Designated Drinker

Who is driving home?

Not that we’ve ever had trouble before, sorting out who would be our designated sober driver, but one perk of being the non-carrying mom-to-be is that I always have a driver. One would think.

But one of the things neither of us realized was how tired she would be. This means that as much fun as it is to have a few (responsible) glasses of wine, there is no guarantee that you’re staying out past 11 pm.

When a couple of our friends were expecting their son we came up with the cruel idea of starting our wine club. Wine club = hanging out as often as possible, cooking increasingly elaborate meals and pairing them with wines we hadn’t tried yet, or tried and loved.

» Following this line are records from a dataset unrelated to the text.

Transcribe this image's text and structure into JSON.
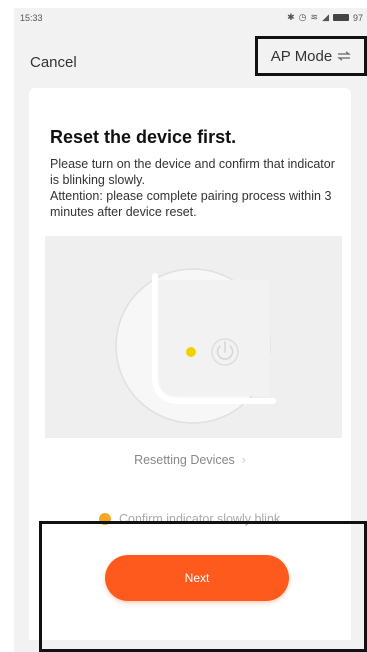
{
  "status_bar": {
    "time": "15:33",
    "battery": "97"
  },
  "nav": {
    "cancel_label": "Cancel",
    "ap_mode_label": "AP Mode"
  },
  "content": {
    "title": "Reset the device first.",
    "instructions": "Please turn on the device and confirm that indicator is blinking slowly.\nAttention: please complete pairing process within 3 minutes after device reset.",
    "reset_link": "Resetting Devices",
    "confirm_text": "Confirm indicator slowly blink"
  },
  "actions": {
    "next_label": "Next"
  },
  "colors": {
    "accent": "#ff5a1e",
    "indicator": "#f5d000",
    "confirm_dot": "#f5a623",
    "background": "#f2f2f2"
  },
  "icons": {
    "ap_mode": "wifi-swap-icon",
    "reset_link": "chevron-right-icon",
    "device_power": "power-icon"
  }
}
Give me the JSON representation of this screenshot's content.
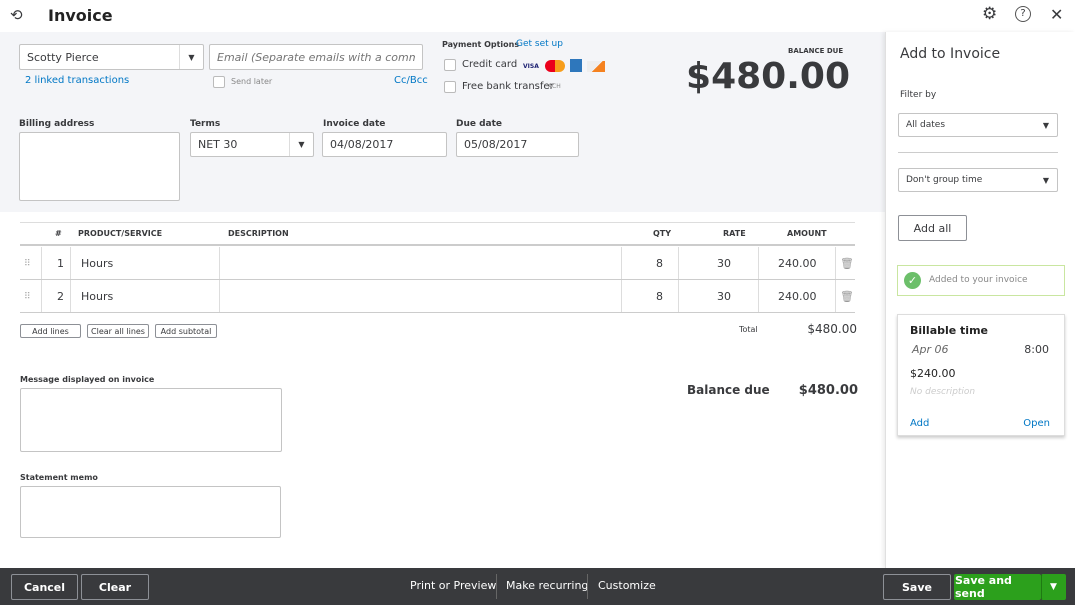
{
  "header": {
    "title": "Invoice"
  },
  "customer": {
    "name": "Scotty Pierce",
    "linked": "2 linked transactions"
  },
  "email": {
    "placeholder": "Email (Separate emails with a comma)",
    "send_later": "Send later",
    "ccbcc": "Cc/Bcc"
  },
  "payment": {
    "label": "Payment Options",
    "setup": "Get set up",
    "credit_card": "Credit card",
    "bank": "Free bank transfer",
    "ach": "ACH"
  },
  "balance": {
    "label": "BALANCE DUE",
    "amount": "$480.00"
  },
  "billing": {
    "label": "Billing address"
  },
  "terms": {
    "label": "Terms",
    "value": "NET 30"
  },
  "invoice_date": {
    "label": "Invoice date",
    "value": "04/08/2017"
  },
  "due_date": {
    "label": "Due date",
    "value": "05/08/2017"
  },
  "table": {
    "headers": [
      "#",
      "PRODUCT/SERVICE",
      "DESCRIPTION",
      "QTY",
      "RATE",
      "AMOUNT"
    ],
    "rows": [
      {
        "num": "1",
        "product": "Hours",
        "description": "",
        "qty": "8",
        "rate": "30",
        "amount": "240.00"
      },
      {
        "num": "2",
        "product": "Hours",
        "description": "",
        "qty": "8",
        "rate": "30",
        "amount": "240.00"
      }
    ]
  },
  "buttons": {
    "add_lines": "Add lines",
    "clear_lines": "Clear all lines",
    "add_subtotal": "Add subtotal"
  },
  "totals": {
    "total_label": "Total",
    "total": "$480.00",
    "balance_label": "Balance due",
    "balance": "$480.00"
  },
  "message": {
    "label": "Message displayed on invoice"
  },
  "memo": {
    "label": "Statement memo"
  },
  "panel": {
    "title": "Add to Invoice",
    "filter_label": "Filter by",
    "filter": "All dates",
    "group": "Don't group time",
    "add_all": "Add all",
    "added": "Added to your invoice",
    "card": {
      "title": "Billable time",
      "date": "Apr 06",
      "hours": "8:00",
      "amount": "$240.00",
      "description": "No description",
      "add": "Add",
      "open": "Open"
    }
  },
  "footer": {
    "cancel": "Cancel",
    "clear": "Clear",
    "print": "Print or Preview",
    "recurring": "Make recurring",
    "customize": "Customize",
    "save": "Save",
    "save_send": "Save and send"
  },
  "colors": {
    "accent": "#2ca01c",
    "link": "#0077c5",
    "footer": "#393a3d"
  }
}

Wine Club became more extravagant as we got more creative with our themes: Welcome to Argentina (wines from Malbecs to Tempranillos with copious amounts of meat), Beer and Bacon pairings, the time we tried to prove (to our meat-addict friends) that you could do a delicious vegetarian pairing menu, or the Not-So-Hungry Games (which involved wines inspired by Sherwood Forest, hearty French and German fare, and a surprise visit to the gun-range/archery lessons).

The club has lasted past our friend’s pregnancy, where she would feel giddy from smelling the wines, to our own pregnancy where my lovely wife has been so gracious, smiling as she holds out her hands for the keys, nodding her approval as I say yes to a second glass.

Maybe eventually this will transition into Baby Club, where we swap DIY project ideas, make our own baby food or plan birthday parties for toddlers.

I hope not. Because Wine Club is where I got to hear some of my favourite stories about what it’s REALLY like being a new parent.


Telling the Parents, Not telling the parents

For my folks, it was an easy ‘yes’. They have been on board since the question of having kids was even a possibility. I recall a conversation from when I had first come out, maybe around the time they were telling their own friends about it; I was about 17 and my mom told me a friend had tried to commiserate with her: “Isn’t it sad that Alison won’t have children…?”

Fortunately, my mom responded, “why on earth wouldn’t she have children if she wanted to?”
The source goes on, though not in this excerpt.